真剣に困っている様子がなんだか可愛らしく見えてしまった。

けれど、美優の事を心配してくれている様子は、思わずありがたい気持ちで拝みたくなる。

そして、私の重たい腰をここまで上げてくれた朝倉先生にはに感謝しかない。


「今日はありがとうございました。ここまでで大丈夫です。朝倉先生の貴重なお時間を、これ以上使わせるわけにはいきませんから、自分の車で行きます」


「なんだ、谷野さんの車があるじゃないか」


と、手を差し出された。なんの意味か分からず首をかしげる。


「そっちの車で行こう。鍵貸して」


「そんな、悪いですよ」


「ショップで子供がぐずったらどうするんだ?」

ぐっ、それを言われると言い返す言葉が見つからない。

朝倉先生の好意に甘える事にした。


「すみません。よろしくお願いします」


◇ ◇


ショップでの携帯電話の交換をしてもらっている間。朝倉先生は待合ソファーに腰掛け、娘を膝の上に乗せて上手にあやしてくれている。

普段の生活の中で、なんでもない事も子供が居るとスムーズにいかずに、周りの人に迷惑を掛けながら生活している気がする。

カウンターで係りの人からの説明もスムーズに聞ける。

好奇心いっぱいの幼児を抱きながらだと、イタズラを止めながら、係りの人に相槌を打つのが精一杯だ。

パートナーがいると、こんなにも手続きが楽なのとかと、感激してしまった。


おかげさまで無事、新しい携帯電話を手に入れることが出来た。


「朝倉先生、ありがとうございました」


すっかり、お世話になってしまった朝倉先生のもとへ行き、美優を預かろうと手を伸ばした。
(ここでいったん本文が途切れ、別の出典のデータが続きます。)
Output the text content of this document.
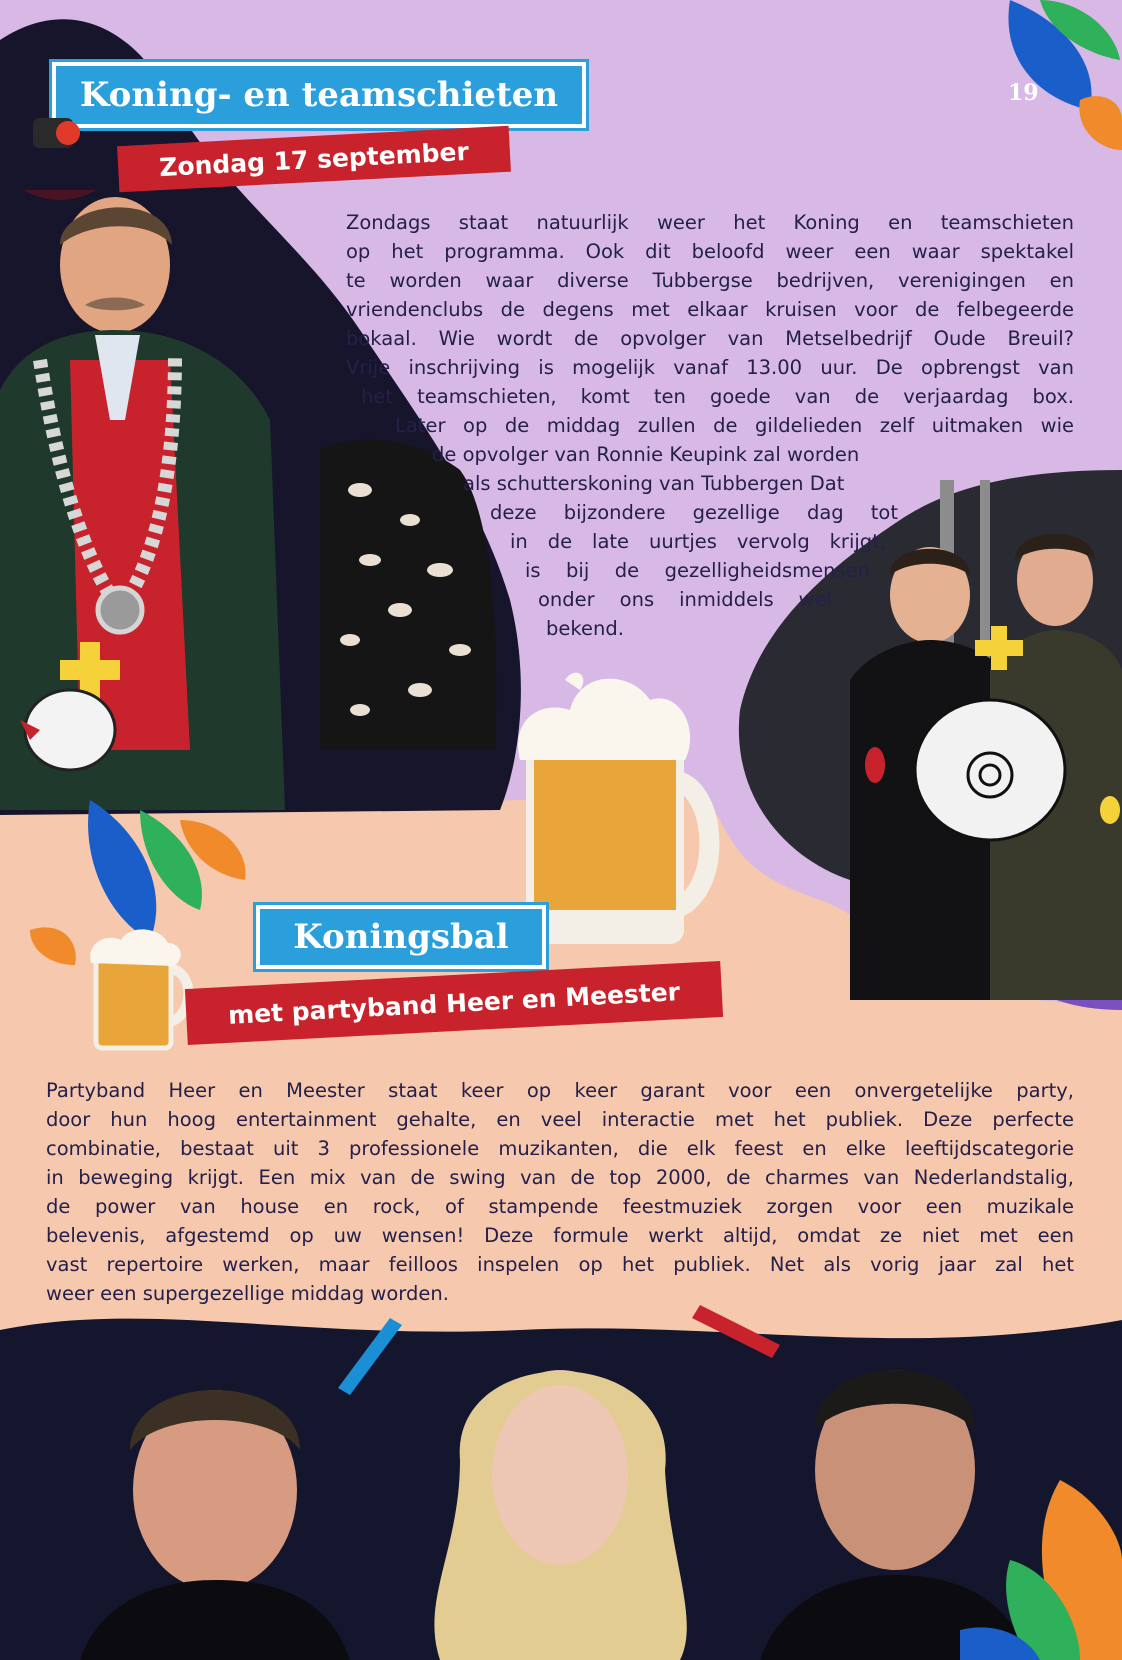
19
Koning- en teamschieten
Zondag 17 september
Zondags staat natuurlijk weer het Koning en teamschieten
op het programma. Ook dit beloofd weer een waar spektakel
te worden waar diverse Tubbergse bedrijven, verenigingen en
vriendenclubs de degens met elkaar kruisen voor de felbegeerde
bokaal. Wie wordt de opvolger van Metselbedrijf Oude Breuil?
Vrije inschrijving is mogelijk vanaf 13.00 uur. De opbrengst van
het teamschieten, komt ten goede van de verjaardag box.
Later op de middag zullen de gildelieden zelf uitmaken wie
de opvolger van Ronnie Keupink zal worden
als schutterskoning van Tubbergen Dat
deze bijzondere gezellige dag tot
in de late uurtjes vervolg krijgt,
is bij de gezelligheidsmensen
onder ons inmiddels wel
bekend.
Koningsbal
met partyband Heer en Meester
Partyband Heer en Meester staat keer op keer garant voor een onvergetelijke party,
door hun hoog entertainment gehalte, en veel interactie met het publiek. Deze perfecte
combinatie, bestaat uit 3 professionele muzikanten, die elk feest en elke leeftijdscategorie
in beweging krijgt. Een mix van de swing van de top 2000, de charmes van Nederlandstalig,
de power van house en rock, of stampende feestmuziek zorgen voor een muzikale
belevenis, afgestemd op uw wensen! Deze formule werkt altijd, omdat ze niet met een
vast repertoire werken, maar feilloos inspelen op het publiek. Net als vorig jaar zal het
weer een supergezellige middag worden.
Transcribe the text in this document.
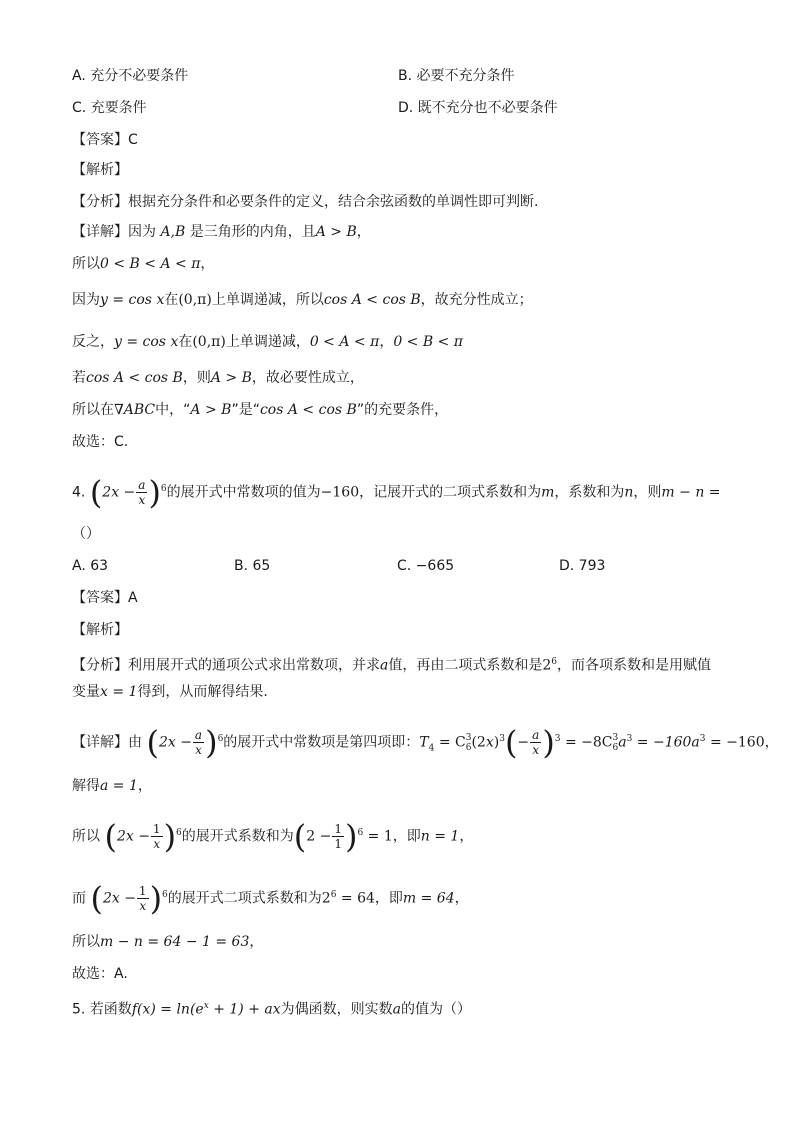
A. 充分不必要条件	B. 必要不充分条件
C. 充要条件	D. 既不充分也不必要条件
【答案】C
【解析】
【分析】根据充分条件和必要条件的定义，结合余弦函数的单调性即可判断.
【详解】因为 A,B 是三角形的内角，且A > B，
所以0 < B < A < π，
因为y = cos x在(0,π)上单调递减，所以cos A < cos B，故充分性成立；
反之，y = cos x在(0,π)上单调递减，0 < A < π，0 < B < π
若cos A < cos B，则A > B，故必要性成立，
所以在∇ABC中，“A > B”是“cos A < cos B”的充要条件，
故选：C.
4. $(2x - \frac{a}{x} )^6$的展开式中常数项的值为−160，记展开式的二项式系数和为m，系数和为n，则m − n =
（）
A. 63	B. 65	C. −665	D. 793
【答案】A
【解析】
【分析】利用展开式的通项公式求出常数项，并求a值，再由二项式系数和是$2^6$，而各项系数和是用赋值
变量x = 1得到，从而解得结果.
【详解】由 $(2x - \frac{a}{x} )^6$的展开式中常数项是第四项即：$T_4 = C$ 3
6 $(2x)^3(- \frac{a}{x} )^3 = -8C$ 3
6 $a^3 = -160a^3 = -160$，
解得a = 1，
所以 $(2x - \frac{1}{x} )^6$的展开式系数和为$(2 - \frac{1}{1} )^6 = 1$，即n = 1，
而 $(2x - \frac{1}{x} )^6$的展开式二项式系数和为$2^6 = 64$，即m = 64，
所以m − n = 64 − 1 = 63，
故选：A.
5. 若函数$f(x) = \ln(e^x + 1)$ + ax为偶函数，则实数a的值为（）
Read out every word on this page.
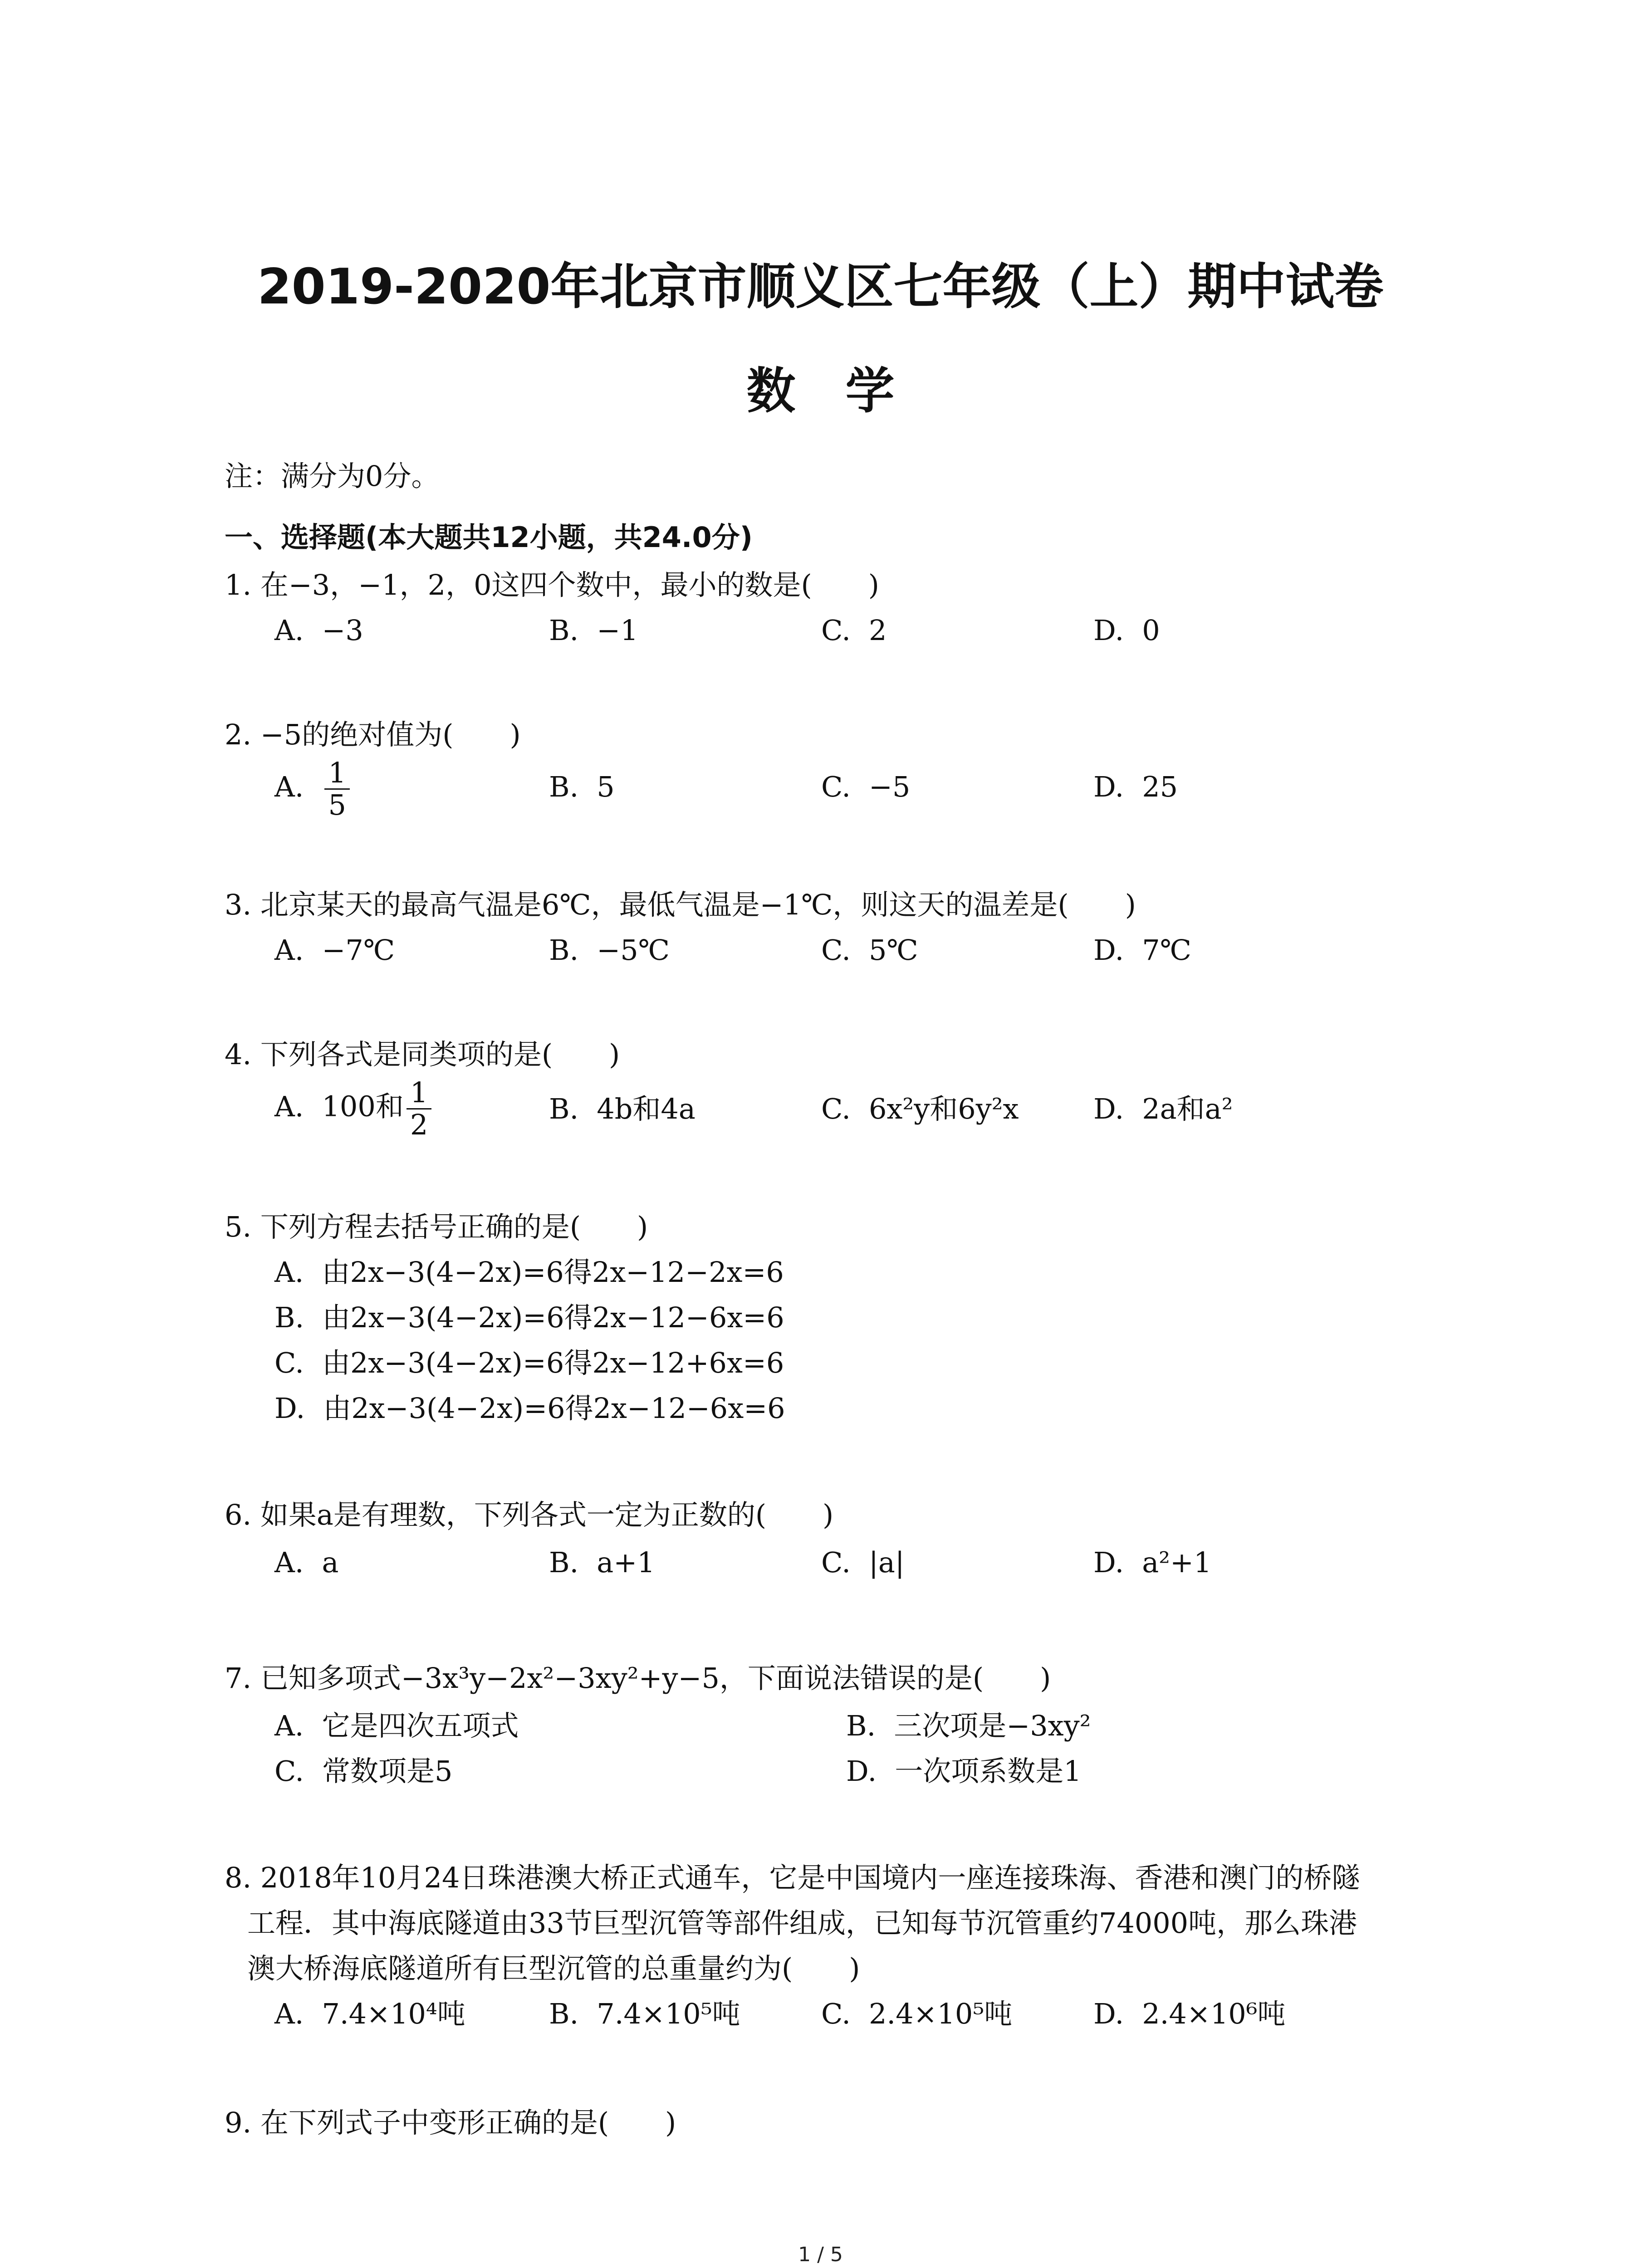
2019-2020年北京市顺义区七年级（上）期中试卷
数学
注：满分为0分。
一、选择题(本大题共12小题，共24.0分)
1. 在−3，−1，2，0这四个数中，最小的数是(　　)
A. −3	B. −1	C. 2	D. 0
2. −5的绝对值为(　　)
A. $\frac{1}{5}$	B. 5	C. −5	D. 25
3. 北京某天的最高气温是6℃，最低气温是−1℃，则这天的温差是(　　)
A. −7℃	B. −5℃	C. 5℃	D. 7℃
4. 下列各式是同类项的是(　　)
A. 100和 $\frac{1}{2}$	B. 4b和4a	C. 6x²y和6y²x	D. 2a和a²
5. 下列方程去括号正确的是(　　)
A. 由2x−3(4−2x)=6得2x−12−2x=6
B. 由2x−3(4−2x)=6得2x−12−6x=6
C. 由2x−3(4−2x)=6得2x−12+6x=6
D. 由2x−3(4−2x)=6得2x−12−6x=6
6. 如果a是有理数，下列各式一定为正数的(　　)
A. a	B. a+1	C. |a|	D. a²+1
7. 已知多项式−3x³y−2x²−3xy²+y−5，下面说法错误的是(　　)
A. 它是四次五项式	B. 三次项是−3xy²
C. 常数项是5	D. 一次项系数是1
8. 2018年10月24日珠港澳大桥正式通车，它是中国境内一座连接珠海、香港和澳门的桥隧
工程．其中海底隧道由33节巨型沉管等部件组成，已知每节沉管重约74000吨，那么珠港
澳大桥海底隧道所有巨型沉管的总重量约为(　　)
A. 7.4×10⁴吨	B. 7.4×10⁵吨	C. 2.4×10⁵吨	D. 2.4×10⁶吨
9. 在下列式子中变形正确的是(　　)
1 / 5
すると、気が付けば、店中の視線が私たちに集まっている。

うわ~。みんな朝倉先生を見てる。

朝倉先生ほどのイケメンが子供をあやす図は、イケメンがイクメンになって、尊い構図だ。


あー、視線を送る全ての人に言いたい!

『神降臨かと思えるほどの良い人でイケメンの

朝倉翔也の新刊を是非買って下さいっ! 私は、表紙担当です。今日は、心配してショップに付き合ってくださっただけなんです!』


「谷野さん?」

はっ!妄想に浸ってしまった。いけない、今日のお礼しなくちゃ。